The concept of taking a suburb “off-grid” is not as far-fetched as it sounds, given that single households are already doing it. The possibility of making a collection of houses self-sufficient in electricity by creating energy “clouds” can now be achieved at or below the cost of standard poles and wires and, once the generation capacity is credited back, it becomes cheaper still.
For example, let’s build a subdivision with 3000 dwellings, 2000 single houses, 500 townhouses and 500 medium rise units. Based on distributor data, the maximum demand for these dwellings would total 9.5 megawatts, with a daily average consumption of 54 megawatt hours per day.
Through diversity many of these dwellings will share common peaks, however many will not require power at these times. Of the 3000 dwellings, 2500 are immediately available to fit solar PV, if each single dwelling were built to accommodate 6 kilowatts of solar and each townhouse 4 kilowatts, we can conceivably produce 54 megawatts of electricity per day.
In order to provide for 9.5 megawatts of peak demand, presumably at night, 20-30 megawatt hours of storage needs to be available. This storage need not be only deployed at the solar sites; if we install 10KWH in each of 3000 dwellings we have 30MWH of storage, enough to cover demands of all residents.

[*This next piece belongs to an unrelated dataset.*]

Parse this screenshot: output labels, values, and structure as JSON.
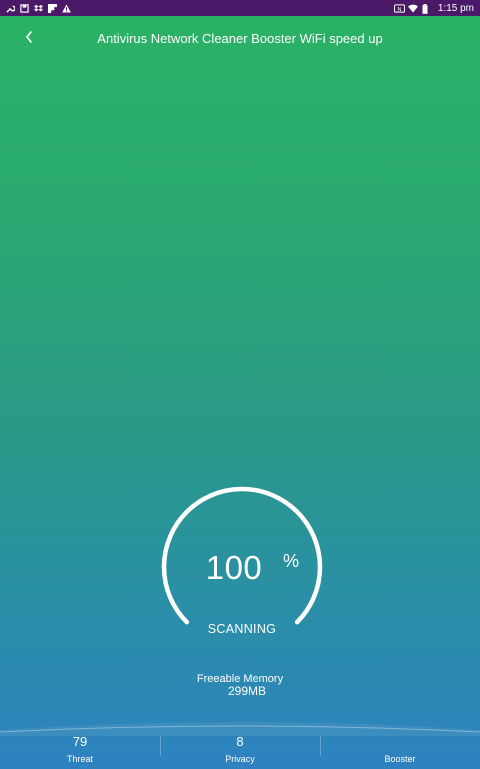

Now, based on a simple import export tariff structure, a capital expense of say $24 million and an average 20% R.O.I., the average cost per kilowatt of electricity needs to be 24 cents. The capital contribution by a broad-acre developer for distributor head-works can be as much as $6000 per dwelling, but creating an interconnecting web rather than a hub and spoke network can halve these costs, a possible $10 million saving over a project. This permits the installation of small distributed stand-by generators, say 10 @ 500KVA, allowing for 5MW of emergency top-up in the event of seasonal peaks of prolonged bad weather.

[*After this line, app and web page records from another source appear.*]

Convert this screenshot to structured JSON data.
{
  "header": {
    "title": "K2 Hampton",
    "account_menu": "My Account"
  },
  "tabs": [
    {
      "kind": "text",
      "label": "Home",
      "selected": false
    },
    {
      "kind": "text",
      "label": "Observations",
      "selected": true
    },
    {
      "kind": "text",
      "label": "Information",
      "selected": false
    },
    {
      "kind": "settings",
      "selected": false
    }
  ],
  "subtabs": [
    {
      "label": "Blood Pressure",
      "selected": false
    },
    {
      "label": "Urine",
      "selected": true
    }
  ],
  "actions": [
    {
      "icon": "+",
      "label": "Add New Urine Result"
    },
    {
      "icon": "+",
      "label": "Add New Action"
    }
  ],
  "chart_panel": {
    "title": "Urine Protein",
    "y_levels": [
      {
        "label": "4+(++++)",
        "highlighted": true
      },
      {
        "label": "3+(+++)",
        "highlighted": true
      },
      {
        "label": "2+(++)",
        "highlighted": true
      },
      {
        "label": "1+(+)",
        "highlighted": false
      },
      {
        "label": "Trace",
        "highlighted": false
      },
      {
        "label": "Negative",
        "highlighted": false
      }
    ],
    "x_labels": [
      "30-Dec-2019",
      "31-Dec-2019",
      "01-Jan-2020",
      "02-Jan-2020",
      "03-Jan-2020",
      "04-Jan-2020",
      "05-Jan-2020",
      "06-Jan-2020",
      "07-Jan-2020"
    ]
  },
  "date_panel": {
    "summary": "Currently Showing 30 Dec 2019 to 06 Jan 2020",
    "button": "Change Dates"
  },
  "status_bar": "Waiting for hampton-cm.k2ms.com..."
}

In the case of bad weather, especially in sub-tropical climates, the reduction in electricity demand and use is proportionate to the severity of bad weather. Effective load management through 5 minute TOU tariffs should tackle a situation of energy starvation in even cold climates. What must be considered before one dismisses this scenario is the levelling effect of the installed storage and how, even in the worst of solar days, energy is still being produced. If we add to our new suburb a shopping centre of say 1 hectare, with 10 megawatts of solar and say 5 megawatts of storage, we again have strengthened the reliability of our electricity cloud.
And we are not talking about significant capital expenses compared to the current model.
Are there any developers out there who want a go at this??